Why You’ll Soon Be Eating Seafood You’ve Never Heard Of
Top restaurants are championing obscurities like sand dabs, jellyfish, and farm-raised Kindai bluefin tuna.
While certain “luxury” foods—truffles, caviar, Kobe A5 beef—have long been part of fine-dining menus, some of America’s top chefs are starting to flaunt their creativity by featuring a wider range of exotic ingredients. Many of them come from the sea.
At the $5,500-a-ticket Rarities of the Sea dinner at March 2018’s GourmetFest in Carmel, California, chef Kyle Connaughton from nearby SingleThread served farm-raised Kindai bluefin tuna to encourage dialogue on issues regarding seafood scarcity and sustainability.

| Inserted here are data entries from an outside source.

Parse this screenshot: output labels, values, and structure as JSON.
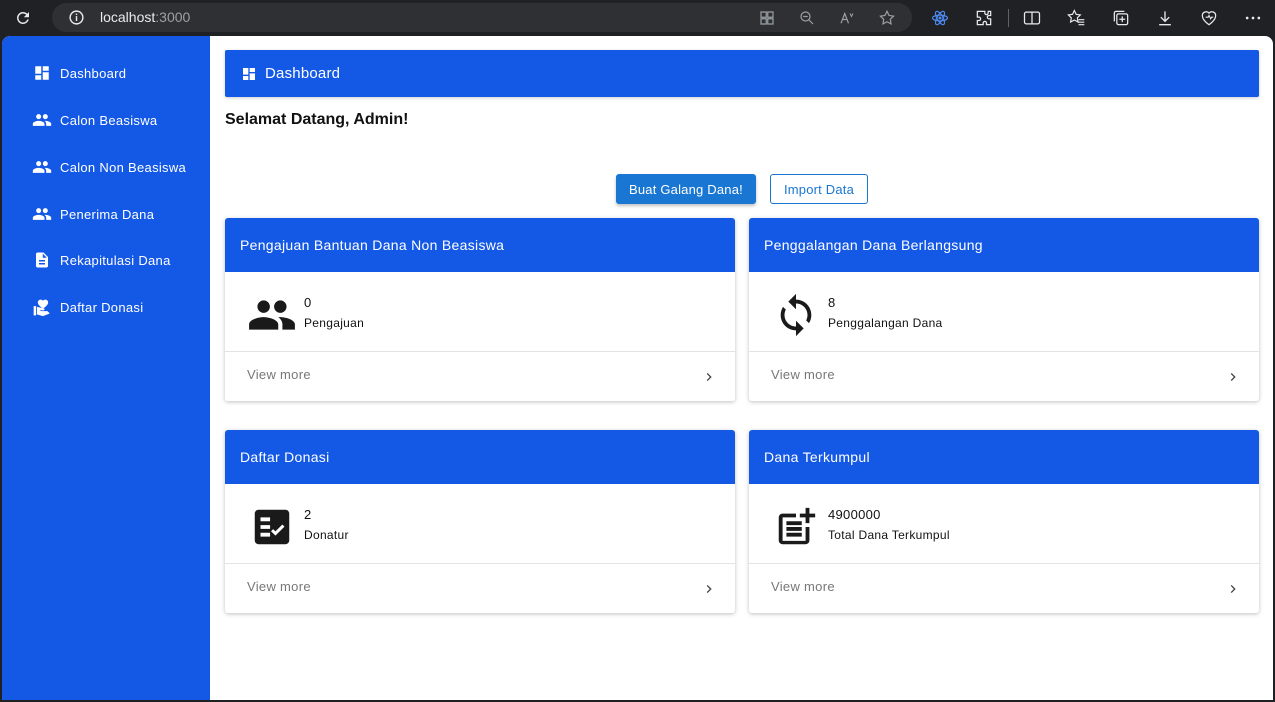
{
  "browser": {
    "url_host": "localhost",
    "url_port": ":3000"
  },
  "sidebar": {
    "items": [
      {
        "label": "Dashboard",
        "icon": "dashboard-icon"
      },
      {
        "label": "Calon Beasiswa",
        "icon": "people-icon"
      },
      {
        "label": "Calon Non Beasiswa",
        "icon": "people-icon"
      },
      {
        "label": "Penerima Dana",
        "icon": "people-icon"
      },
      {
        "label": "Rekapitulasi Dana",
        "icon": "document-icon"
      },
      {
        "label": "Daftar Donasi",
        "icon": "volunteer-heart-icon"
      }
    ]
  },
  "header": {
    "title": "Dashboard",
    "icon": "dashboard-icon"
  },
  "welcome": "Selamat Datang, Admin!",
  "actions": {
    "primary_label": "Buat Galang Dana!",
    "secondary_label": "Import Data"
  },
  "cards": [
    {
      "title": "Pengajuan Bantuan Dana Non Beasiswa",
      "value": "0",
      "unit": "Pengajuan",
      "footer": "View more",
      "icon": "people-icon"
    },
    {
      "title": "Penggalangan Dana Berlangsung",
      "value": "8",
      "unit": "Penggalangan Dana",
      "footer": "View more",
      "icon": "sync-icon"
    },
    {
      "title": "Daftar Donasi",
      "value": "2",
      "unit": "Donatur",
      "footer": "View more",
      "icon": "checklist-icon"
    },
    {
      "title": "Dana Terkumpul",
      "value": "4900000",
      "unit": "Total Dana Terkumpul",
      "footer": "View more",
      "icon": "post-add-icon"
    }
  ],
  "colors": {
    "primary": "#1458e6",
    "button": "#1976d2"
  }
}
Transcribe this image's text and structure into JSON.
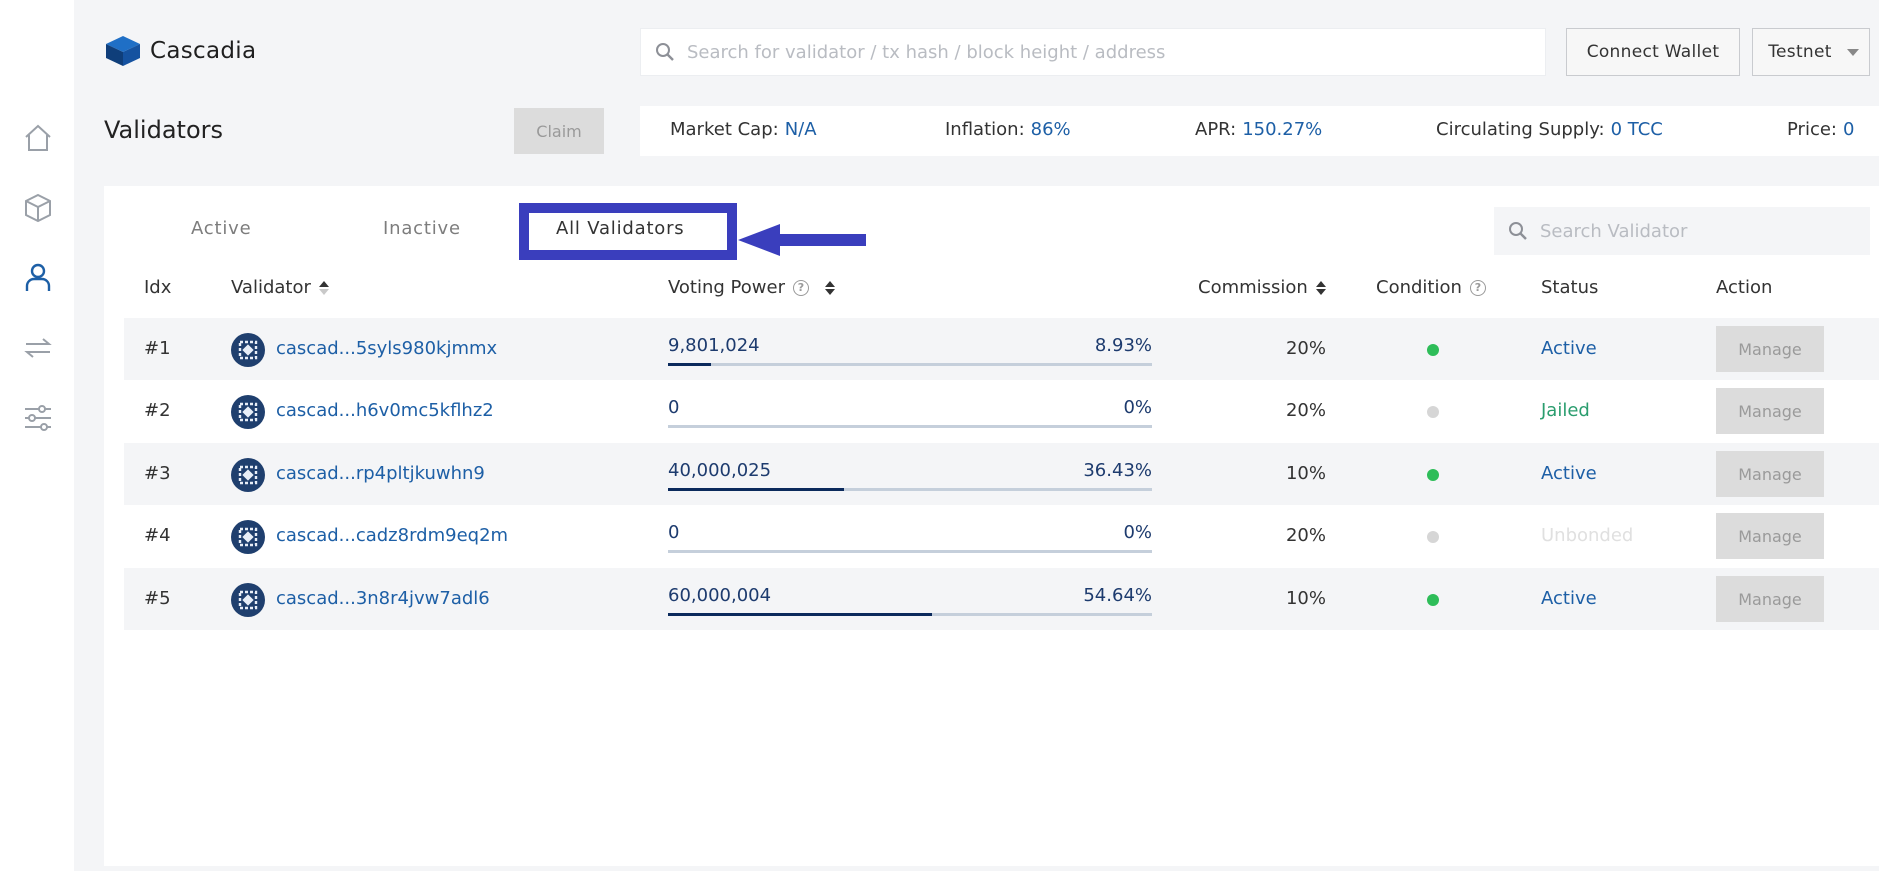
{
  "app": {
    "name": "Cascadia"
  },
  "nav": [
    {
      "name": "home-icon",
      "active": false
    },
    {
      "name": "blocks-icon",
      "active": false
    },
    {
      "name": "validators-icon",
      "active": true
    },
    {
      "name": "transactions-icon",
      "active": false
    },
    {
      "name": "params-icon",
      "active": false
    }
  ],
  "header": {
    "search_placeholder": "Search for validator / tx hash / block height / address",
    "connect_label": "Connect Wallet",
    "network_label": "Testnet"
  },
  "page": {
    "title": "Validators",
    "claim_label": "Claim"
  },
  "stats": {
    "market_cap_label": "Market Cap:",
    "market_cap": "N/A",
    "inflation_label": "Inflation:",
    "inflation": "86%",
    "apr_label": "APR:",
    "apr": "150.27%",
    "supply_label": "Circulating Supply:",
    "supply": "0 TCC",
    "price_label": "Price:",
    "price": "0"
  },
  "tabs": {
    "active": "Active",
    "inactive": "Inactive",
    "all": "All Validators",
    "selected": "all"
  },
  "validator_search_placeholder": "Search Validator",
  "columns": {
    "idx": "Idx",
    "validator": "Validator",
    "voting_power": "Voting Power",
    "commission": "Commission",
    "condition": "Condition",
    "status": "Status",
    "action": "Action"
  },
  "rows": [
    {
      "idx": "#1",
      "name": "cascad...5syls980kjmmx",
      "vp": "9,801,024",
      "pct": "8.93%",
      "share": 0.0893,
      "commission": "20%",
      "condition": "#2ebd59",
      "status": "Active",
      "status_color": "#1d5fa6",
      "action": "Manage"
    },
    {
      "idx": "#2",
      "name": "cascad...h6v0mc5kflhz2",
      "vp": "0",
      "pct": "0%",
      "share": 0,
      "commission": "20%",
      "condition": "#d6d6d6",
      "status": "Jailed",
      "status_color": "#2a9d6e",
      "action": "Manage"
    },
    {
      "idx": "#3",
      "name": "cascad...rp4pltjkuwhn9",
      "vp": "40,000,025",
      "pct": "36.43%",
      "share": 0.3643,
      "commission": "10%",
      "condition": "#2ebd59",
      "status": "Active",
      "status_color": "#1d5fa6",
      "action": "Manage"
    },
    {
      "idx": "#4",
      "name": "cascad...cadz8rdm9eq2m",
      "vp": "0",
      "pct": "0%",
      "share": 0,
      "commission": "20%",
      "condition": "#d6d6d6",
      "status": "Unbonded",
      "status_color": "#e0e0e0",
      "action": "Manage"
    },
    {
      "idx": "#5",
      "name": "cascad...3n8r4jvw7adl6",
      "vp": "60,000,004",
      "pct": "54.64%",
      "share": 0.5464,
      "commission": "10%",
      "condition": "#2ebd59",
      "status": "Active",
      "status_color": "#1d5fa6",
      "action": "Manage"
    }
  ]
}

While many chefs lack the scope or inclination to source and maintain live seafood, a growing number of community-supported fisheries are supplying them with same-day catches that are “in rigor” (rigor mortis, optimal freshness). Dock to Dish, which has multiple U.S. and international collectives, is one example; soon the New York operation will also be adding locally grown kelp to its deliveries.
And when top restaurants champion new foods—like gelidiella, another edible seaweed—they start to appear everywhere along the food chain.
“It's our responsibility,” says Skenes. “It starts with chefs.”